Nate Moore, CPA, MBA, FACMPE, president and chief executive officer of Moore Solutions Inc., visits with us about the data used to drive health operations. In healthcare one of the big concerns is revenue generation.
There are numerous strategies around how to maximize this income and ensure to profitability or sustainability of this practice. Moore contributed to this complex situation by taking some steps back and insisting we analyze the data in front of us. He said that by doing so, there is the potential of uncovering obstacles that can be easily removed and increase efficiencies.
How to Look at the Data
Moore said how you look at the data isn’t the most important concept when evaluating this information. If you can look at it with great dashboards and analytics, that is excellent. But if you need to work through the data in something such as a pivot table, that works just as well too. He has recently been advocating for the increased use of pivot tables due to the functionality. If you can organize all the information into groups and single out what is being investigated, that’s all you really need.

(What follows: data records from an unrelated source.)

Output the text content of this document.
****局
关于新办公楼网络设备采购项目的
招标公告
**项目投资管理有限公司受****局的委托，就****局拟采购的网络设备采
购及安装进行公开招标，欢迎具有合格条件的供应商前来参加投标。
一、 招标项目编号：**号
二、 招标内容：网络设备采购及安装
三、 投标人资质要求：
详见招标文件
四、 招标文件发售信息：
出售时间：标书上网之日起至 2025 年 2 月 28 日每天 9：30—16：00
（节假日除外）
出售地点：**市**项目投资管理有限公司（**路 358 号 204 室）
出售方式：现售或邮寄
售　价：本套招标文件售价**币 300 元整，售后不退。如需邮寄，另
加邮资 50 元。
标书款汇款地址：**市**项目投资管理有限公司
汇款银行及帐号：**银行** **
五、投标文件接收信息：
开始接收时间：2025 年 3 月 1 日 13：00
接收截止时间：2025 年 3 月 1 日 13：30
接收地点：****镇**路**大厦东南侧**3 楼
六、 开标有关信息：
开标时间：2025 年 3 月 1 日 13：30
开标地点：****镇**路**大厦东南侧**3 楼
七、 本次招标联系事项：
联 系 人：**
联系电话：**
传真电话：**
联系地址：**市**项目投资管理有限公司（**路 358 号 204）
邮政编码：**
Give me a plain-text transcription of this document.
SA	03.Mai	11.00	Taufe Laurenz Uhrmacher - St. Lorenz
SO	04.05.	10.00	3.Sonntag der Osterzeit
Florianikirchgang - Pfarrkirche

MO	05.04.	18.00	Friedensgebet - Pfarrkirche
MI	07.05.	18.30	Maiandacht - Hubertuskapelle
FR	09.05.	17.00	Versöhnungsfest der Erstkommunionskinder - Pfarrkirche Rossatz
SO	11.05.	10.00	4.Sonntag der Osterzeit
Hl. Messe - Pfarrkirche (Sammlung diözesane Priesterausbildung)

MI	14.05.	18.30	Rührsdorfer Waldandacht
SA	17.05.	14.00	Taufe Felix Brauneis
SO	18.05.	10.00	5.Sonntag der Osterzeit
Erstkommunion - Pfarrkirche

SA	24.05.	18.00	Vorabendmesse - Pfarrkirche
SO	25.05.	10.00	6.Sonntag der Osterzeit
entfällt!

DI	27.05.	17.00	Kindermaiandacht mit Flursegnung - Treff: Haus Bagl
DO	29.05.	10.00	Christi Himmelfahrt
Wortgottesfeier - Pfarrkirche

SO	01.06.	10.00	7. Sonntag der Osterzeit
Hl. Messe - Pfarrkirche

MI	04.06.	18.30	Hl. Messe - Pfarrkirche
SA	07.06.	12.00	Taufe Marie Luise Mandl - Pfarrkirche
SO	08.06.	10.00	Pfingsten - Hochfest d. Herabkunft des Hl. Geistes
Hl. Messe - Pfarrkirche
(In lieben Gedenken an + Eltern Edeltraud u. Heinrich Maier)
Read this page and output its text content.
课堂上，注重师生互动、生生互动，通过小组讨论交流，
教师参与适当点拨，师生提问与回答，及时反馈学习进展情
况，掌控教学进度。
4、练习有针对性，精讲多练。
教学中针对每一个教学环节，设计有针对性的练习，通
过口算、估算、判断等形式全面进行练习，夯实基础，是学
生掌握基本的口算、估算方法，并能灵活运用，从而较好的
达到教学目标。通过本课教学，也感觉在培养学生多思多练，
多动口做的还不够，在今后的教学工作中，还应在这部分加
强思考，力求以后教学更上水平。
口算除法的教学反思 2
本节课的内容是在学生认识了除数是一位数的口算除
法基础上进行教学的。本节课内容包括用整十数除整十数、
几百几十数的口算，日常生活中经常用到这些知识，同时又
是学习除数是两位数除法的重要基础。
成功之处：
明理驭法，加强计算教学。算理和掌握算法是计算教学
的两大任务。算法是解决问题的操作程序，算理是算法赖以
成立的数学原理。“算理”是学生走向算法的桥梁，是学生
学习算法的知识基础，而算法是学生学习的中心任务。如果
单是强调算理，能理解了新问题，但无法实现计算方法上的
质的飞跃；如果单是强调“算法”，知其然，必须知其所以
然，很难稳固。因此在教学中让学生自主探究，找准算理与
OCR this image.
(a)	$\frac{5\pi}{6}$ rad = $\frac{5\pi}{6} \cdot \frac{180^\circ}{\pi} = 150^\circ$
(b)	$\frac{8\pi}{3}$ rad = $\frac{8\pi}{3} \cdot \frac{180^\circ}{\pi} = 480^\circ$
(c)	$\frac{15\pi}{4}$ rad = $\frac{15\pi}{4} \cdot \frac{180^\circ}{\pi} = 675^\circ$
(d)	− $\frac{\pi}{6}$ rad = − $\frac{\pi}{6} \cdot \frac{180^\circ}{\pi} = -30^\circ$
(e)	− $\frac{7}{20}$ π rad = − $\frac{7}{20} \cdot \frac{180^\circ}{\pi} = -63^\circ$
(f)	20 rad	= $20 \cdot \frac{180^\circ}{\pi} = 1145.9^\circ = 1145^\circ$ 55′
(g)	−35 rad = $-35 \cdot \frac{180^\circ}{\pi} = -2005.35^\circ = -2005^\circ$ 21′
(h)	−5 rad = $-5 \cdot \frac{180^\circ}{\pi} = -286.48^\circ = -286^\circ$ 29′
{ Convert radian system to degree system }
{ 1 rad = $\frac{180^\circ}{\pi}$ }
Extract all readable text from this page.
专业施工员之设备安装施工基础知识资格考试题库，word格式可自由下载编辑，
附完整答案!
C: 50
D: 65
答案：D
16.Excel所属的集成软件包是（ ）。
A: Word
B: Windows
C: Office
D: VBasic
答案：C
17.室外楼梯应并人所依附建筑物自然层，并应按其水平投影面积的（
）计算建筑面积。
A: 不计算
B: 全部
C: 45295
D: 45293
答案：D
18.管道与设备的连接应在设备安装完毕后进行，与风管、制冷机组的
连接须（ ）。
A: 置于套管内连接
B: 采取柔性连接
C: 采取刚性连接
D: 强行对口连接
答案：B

The second significant piece to looking at your data is customization, customization, customization. Just because one practice is able to look at one aspect of their data and increase their functionality, does not mean that your practice is experiencing the same difficulties and will be able to resolve based on the same reporting. Each operation, situation, or provider is different and you must look at information that is pertinent or specific to that scenario and use those evaluations to obtain the goals set out.
What This Shows Us
Moore said a common perspective of healthcare operations administration is to increase the productivity of the physicians in order to generate more revenue. While he does not always disagree with this, there are often other things at play than the physician’s actual productivity. It’s not that physicians need to work harder, we need to understand what is happening to result in the current levels of productivity and how we can fix it. For example, if a provider is limited by space, resources, or time, data could bring these factors to light rather than assuming the provider could be doing more. By looking through the information at hand it may be determined that the provider has reached their threshold with the resources available and need additional external inputs before they can actually increase operations.
How it’s Relatable
Let’s say you are trying to engage provider’s in your practice and get them to understand what is necessary for the clinic to sustain their operations. Moore challenged with the question, “If you had one page to present to your physician’s monthly, what would you include in this report?” By understanding what your providers value as a driving force, you may be able to simply show them how they are tracking and inspire them to maintain productivity without much input. If it’s compensation incentives, then include that in the report. If it is patient satisfaction, then show them how they compare to other individuals. Again, this brings us back to the customization perspective which is very important to keep in consideration. Ensuring the data is coming from a legitimate source and understanding how it is to be applied will prove the effectiveness of this strategy. Once we can approach our difficulties with the appropriate arsenal of information, we should begin to see a shift in healthcare operations.